Hakikat seperti itulah yang kita harapkan bisa dihadirkan oleh setiap rumah sakit milik pemeritah, bukan hanya RSUD M Yunus. Hakikat itu pula hendaknya menjiwai diri setiap insan yang bekerja mengabdi di rumah sakit milik pemerintah.
Kita menjadi semakin prihatin bila mendengar adanya yang mengaitkan atau berusaha menghubungkan masalah kemanusiaan ini dengan urusan politik. Beragam opini yang muncul seperti apa yang dilakukan oleh Helmi Hasan adalah pencitraan dan karenanya karyawan RSUD M Yunus tidak akan memilihnya dalam Pilkada menunjukkan pandangan yang sempit, nir solidaritas.
Pandangan yang menyatakan bahwa seharusnya sebagai Walikota Helmi Hasan membuat program yang bisa dipakai untuk seluruh warga miskin yang tak mampu berobat karena tunggakan BPJS juga menunjukkan sempitnya pandangan kita mengenai konsep berpemerintahan.
Sebab, bukankah tanggungjawab untuk menolong sesama warga adalah tanggungjawab bersama antara Pemerintah Kota, Pemerintah Provinsi dan Pemerintah Kabupaten yang ada di Provinsi Bengkulu? Bahkan, Pemerintah Provinsi yang memiliki banyak anggaran tak terserap, sebenarnya lebih mampu untuk menolong rakyat miskin yang belum tersentuh program BPJS.
Polemik semacam ini seharusnya menjadi pelajaran bagi kita. Kita tidak ingin polemik ini justru dikembangkan ke polemik-polemik lain seperti Dana Bagi Hasi Triwulan Keempat antara Pemerintah Provinsi ke Pemerintah Kota Bengkulu yang nilainya mencapai Rp 8 miliar belum terealisasi.

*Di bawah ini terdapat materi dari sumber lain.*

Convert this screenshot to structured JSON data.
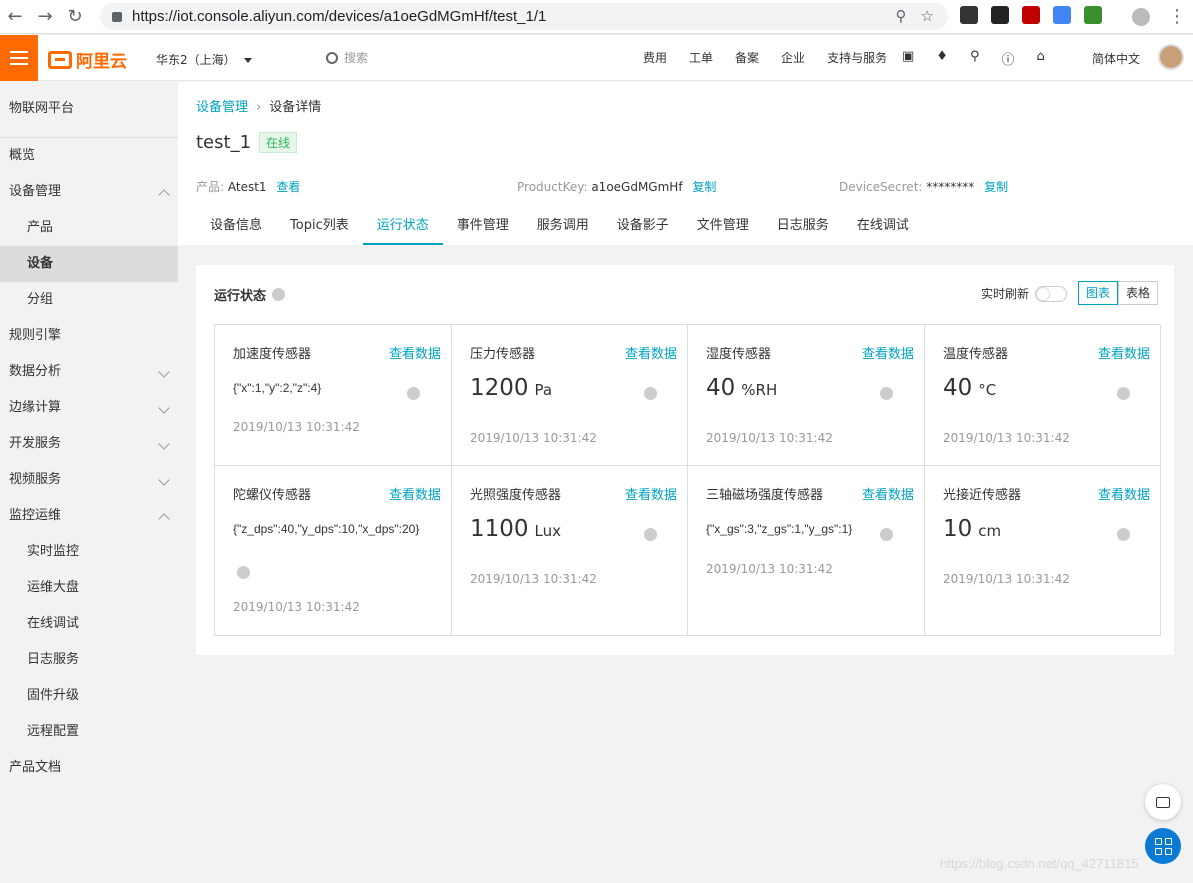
{
  "browser": {
    "url": "https://iot.console.aliyun.com/devices/a1oeGdMGmHf/test_1/1",
    "url_icons": [
      "zoom-icon",
      "star-icon"
    ],
    "extensions": [
      {
        "name": "x-extension-icon",
        "color": "#333333"
      },
      {
        "name": "ghost-extension-icon",
        "color": "#222222"
      },
      {
        "name": "abp-extension-icon",
        "color": "#c00000"
      },
      {
        "name": "translate-extension-icon",
        "color": "#4285f4"
      },
      {
        "name": "earth-extension-icon",
        "color": "#3a8f2e"
      }
    ]
  },
  "topbar": {
    "logo_text": "阿里云",
    "region": "华东2（上海）",
    "search_placeholder": "搜索",
    "nav": [
      "费用",
      "工单",
      "备案",
      "企业",
      "支持与服务"
    ],
    "lang": "简体中文"
  },
  "sidebar": {
    "title": "物联网平台",
    "items": [
      {
        "label": "概览",
        "sub": false
      },
      {
        "label": "设备管理",
        "sub": false,
        "arrow": "up"
      },
      {
        "label": "产品",
        "sub": true
      },
      {
        "label": "设备",
        "sub": true,
        "active": true
      },
      {
        "label": "分组",
        "sub": true
      },
      {
        "label": "规则引擎",
        "sub": false
      },
      {
        "label": "数据分析",
        "sub": false,
        "arrow": "down"
      },
      {
        "label": "边缘计算",
        "sub": false,
        "arrow": "down"
      },
      {
        "label": "开发服务",
        "sub": false,
        "arrow": "down"
      },
      {
        "label": "视频服务",
        "sub": false,
        "arrow": "down"
      },
      {
        "label": "监控运维",
        "sub": false,
        "arrow": "up"
      },
      {
        "label": "实时监控",
        "sub": true
      },
      {
        "label": "运维大盘",
        "sub": true
      },
      {
        "label": "在线调试",
        "sub": true
      },
      {
        "label": "日志服务",
        "sub": true
      },
      {
        "label": "固件升级",
        "sub": true
      },
      {
        "label": "远程配置",
        "sub": true
      },
      {
        "label": "产品文档",
        "sub": false
      }
    ]
  },
  "breadcrumb": {
    "link": "设备管理",
    "sep": "›",
    "current": "设备详情"
  },
  "device": {
    "name": "test_1",
    "status": "在线",
    "product_label": "产品:",
    "product": "Atest1",
    "view": "查看",
    "productkey_label": "ProductKey:",
    "productkey": "a1oeGdMGmHf",
    "copy": "复制",
    "secret_label": "DeviceSecret:",
    "secret": "********"
  },
  "tabs": [
    "设备信息",
    "Topic列表",
    "运行状态",
    "事件管理",
    "服务调用",
    "设备影子",
    "文件管理",
    "日志服务",
    "在线调试"
  ],
  "active_tab": 2,
  "panel": {
    "title": "运行状态",
    "refresh_label": "实时刷新",
    "realtime_refresh": false,
    "view_chart": "图表",
    "view_table": "表格"
  },
  "sensors": [
    {
      "name": "加速度传感器",
      "link": "查看数据",
      "json": "{\"x\":1,\"y\":2,\"z\":4}",
      "time": "2019/10/13 10:31:42"
    },
    {
      "name": "压力传感器",
      "link": "查看数据",
      "value": "1200",
      "unit": "Pa",
      "time": "2019/10/13 10:31:42"
    },
    {
      "name": "湿度传感器",
      "link": "查看数据",
      "value": "40",
      "unit": "%RH",
      "time": "2019/10/13 10:31:42"
    },
    {
      "name": "温度传感器",
      "link": "查看数据",
      "value": "40",
      "unit": "°C",
      "time": "2019/10/13 10:31:42"
    },
    {
      "name": "陀螺仪传感器",
      "link": "查看数据",
      "json": "{\"z_dps\":40,\"y_dps\":10,\"x_dps\":20}",
      "time": "2019/10/13 10:31:42"
    },
    {
      "name": "光照强度传感器",
      "link": "查看数据",
      "value": "1100",
      "unit": "Lux",
      "time": "2019/10/13 10:31:42"
    },
    {
      "name": "三轴磁场强度传感器",
      "link": "查看数据",
      "json": "{\"x_gs\":3,\"z_gs\":1,\"y_gs\":1}",
      "time": "2019/10/13 10:31:42"
    },
    {
      "name": "光接近传感器",
      "link": "查看数据",
      "value": "10",
      "unit": "cm",
      "time": "2019/10/13 10:31:42"
    }
  ],
  "watermark": "https://blog.csdn.net/qq_42711815"
}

Atau utang Pemerintah Kota dalam bentuk Jamkeskot senilai Rp 1,8 miliar kepada RSUD M Yunus yang akan dilunasi tahun 2017 ini.

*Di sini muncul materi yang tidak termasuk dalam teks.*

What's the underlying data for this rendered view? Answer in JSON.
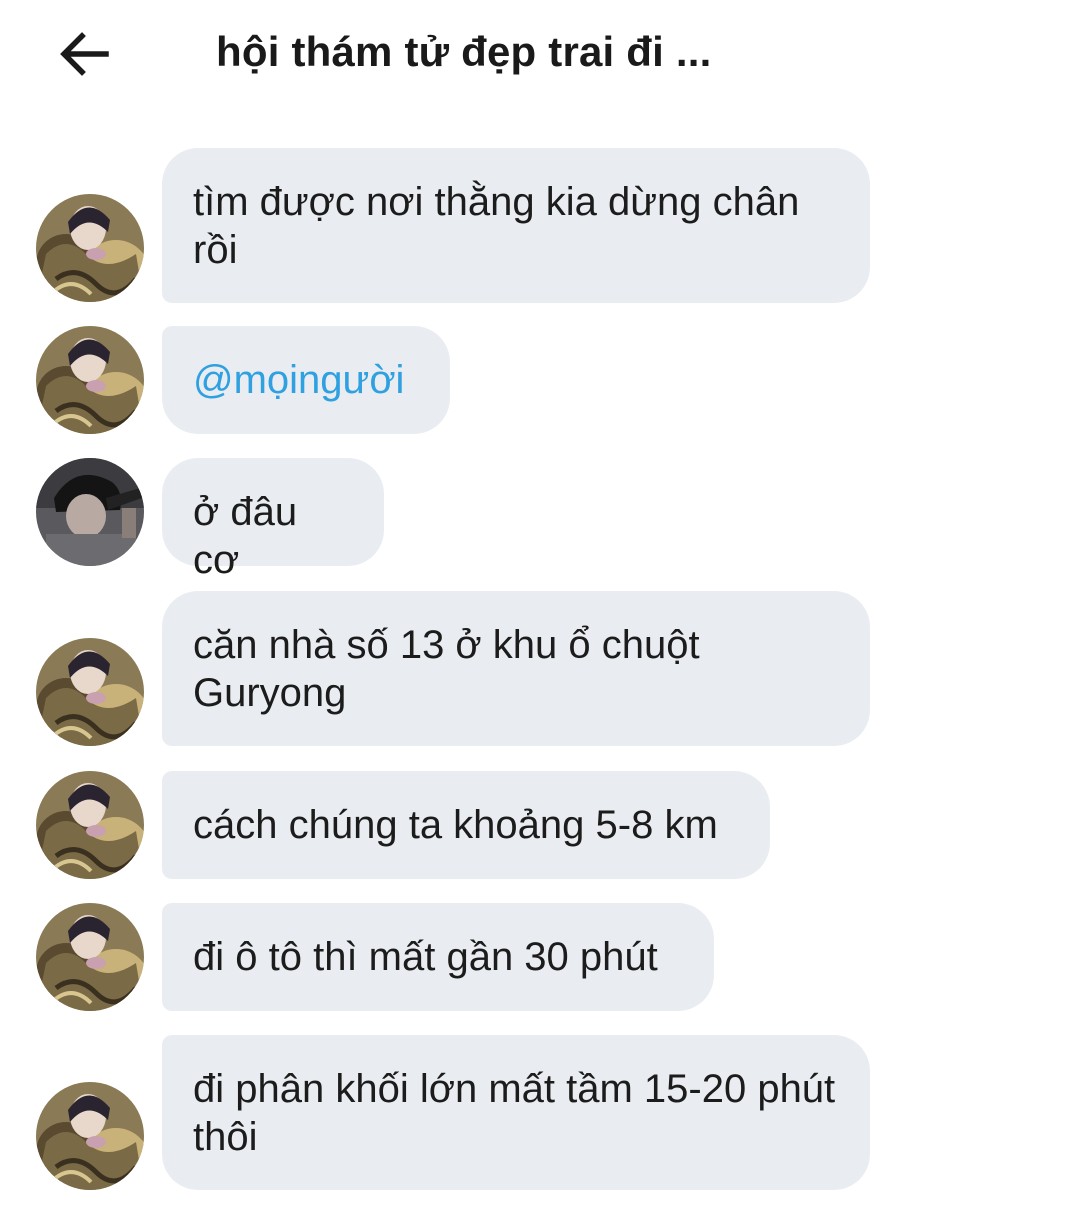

Polemik itu harus kita jadikan pelajaran, bahwa pemerintah harus memberdayakan masyarakatnya sehingga rakyat memiliki penghasilan yang cukup untuk membayar iuran BPJS sehingga tidak ada tunggakan, atau rumah sakit milik pemerintah harus mengedepankan rasa kemanusiaan, solidaritas, jauh lebih besar dari kepentingan untuk mengumpulkan Pendapatan Asli Daerah.